Both men stared fondly at each other for a few seconds. Th
is meeting had been far too long in coming. They had both done their jobs well, and had both played their hands masterfully. Yet despite the fact that they would never admit it to the other, they had both made a few concessions and mistakes for the other’s benefit simply to end up in this dilapidated barn, in the middle of Germany-nowhere, to continue their game of chess. Now here they finally were: two of the greatest minds the world would never even know existed.
“It’s good to see you, Will.”
“It’s good to see you too, Marcus.” William responded fondly. “My wife enjoys your wife’s letters. Goodness, your son married well.”
“She’s playing Carnegie Hall next month.” Marcus said, swelling with pride. “And Jim just performed his first triple-bypass.”
“What a smart kid. You’ve done well, Marcus.”
“And how is Susan?”
“Susan and Roger just climbed Mount McKinley!” William exclaimed.
“I had expected they would at some point. She had always expressed a connection to Alaska, of all places. I’m glad Roger is keeping pace.”
“Well, she had better hurry up and make Roger marry her, or I’ll have to make him disappear.”
“Ah, young people, eh?” Marcus sighed.
“No matter how old they get, they’ll always be younger than us.”

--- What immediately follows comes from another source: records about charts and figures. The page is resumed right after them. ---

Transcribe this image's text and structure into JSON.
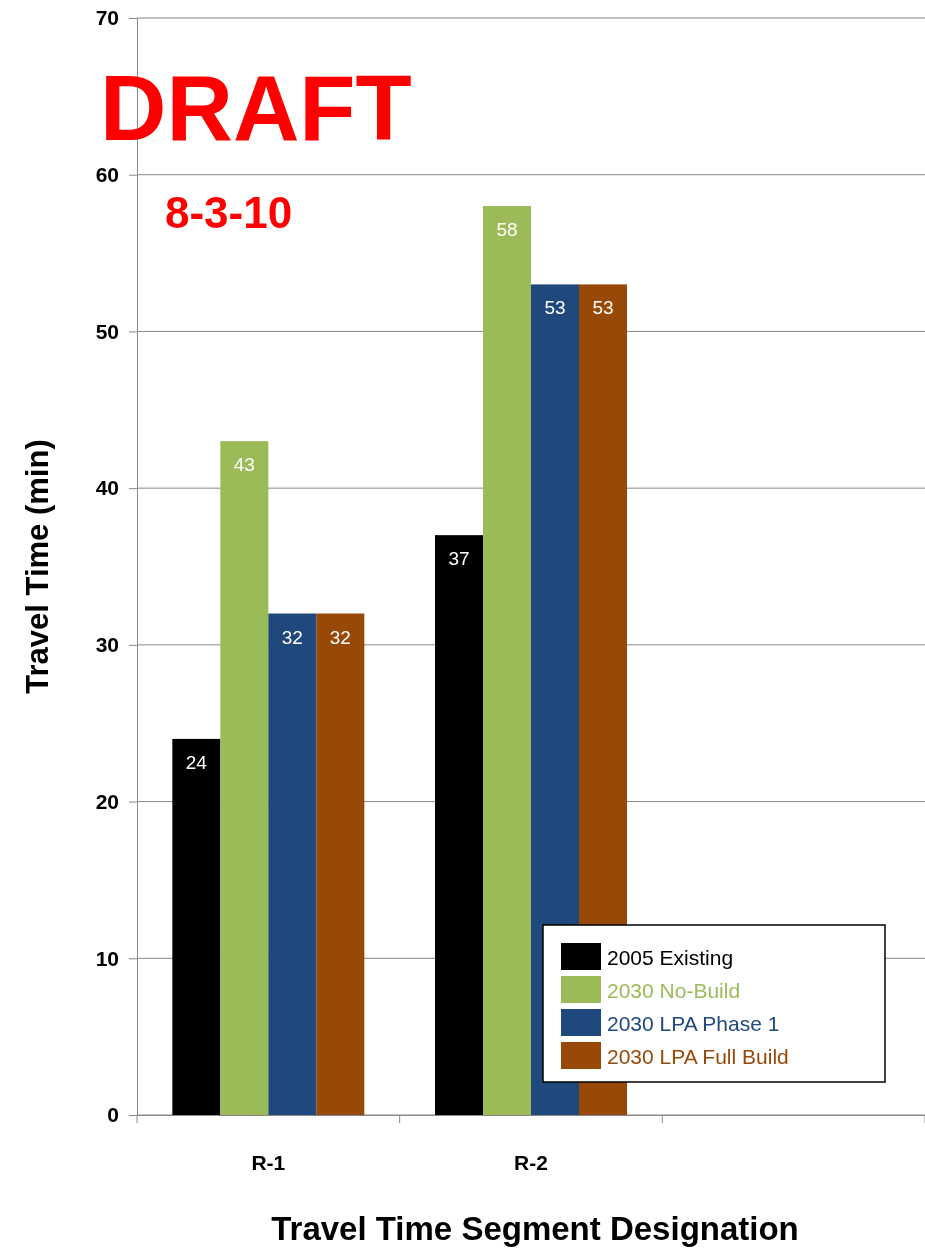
{
  "chart_data": {
    "type": "bar",
    "xlabel": "Travel Time Segment Designation",
    "ylabel": "Travel Time (min)",
    "categories": [
      "R-1",
      "R-2",
      null
    ],
    "series": [
      {
        "name": "2005 Existing",
        "color": "#000000",
        "values": [
          24,
          37,
          null
        ]
      },
      {
        "name": "2030 No-Build",
        "color": "#9bbb59",
        "values": [
          43,
          58,
          null
        ]
      },
      {
        "name": "2030 LPA Phase 1",
        "color": "#1f497d",
        "values": [
          32,
          53,
          null
        ]
      },
      {
        "name": "2030 LPA Full Build",
        "color": "#984807",
        "values": [
          32,
          53,
          null
        ]
      }
    ],
    "ylim": [
      0,
      70
    ],
    "yticks": [
      0,
      10,
      20,
      30,
      40,
      50,
      60,
      70
    ],
    "grid": "y",
    "legend": "bottom right",
    "data_labels": true,
    "annotations": [
      "DRAFT",
      "8-3-10"
    ]
  }
}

The music blared in the background. This time it had moved on to a strangely juxtaposed montage of MC5 and Black Flag’s Damaged album. While the two stretched in preparation for the diplomacy they knew they had to accomplish, the captain from the GDR’s elite soldier unit made sure to keep the tunes cranking. The soldiers on both sides of the barn kept their discipline, just in case. However, if one were to look hard enough, they might notice a few of the Green Berets’ fingers tapping on their rifles to the beat.
“So, let’s get to this Hans Schmidt business.” Marcus began.
“Oh, god, don’t make me do work!” William complained piteously. “This is supposed to be my time to relax!”
“This is relaxing for us.” Marcus laughed, before relighting his joint and coughing furiously.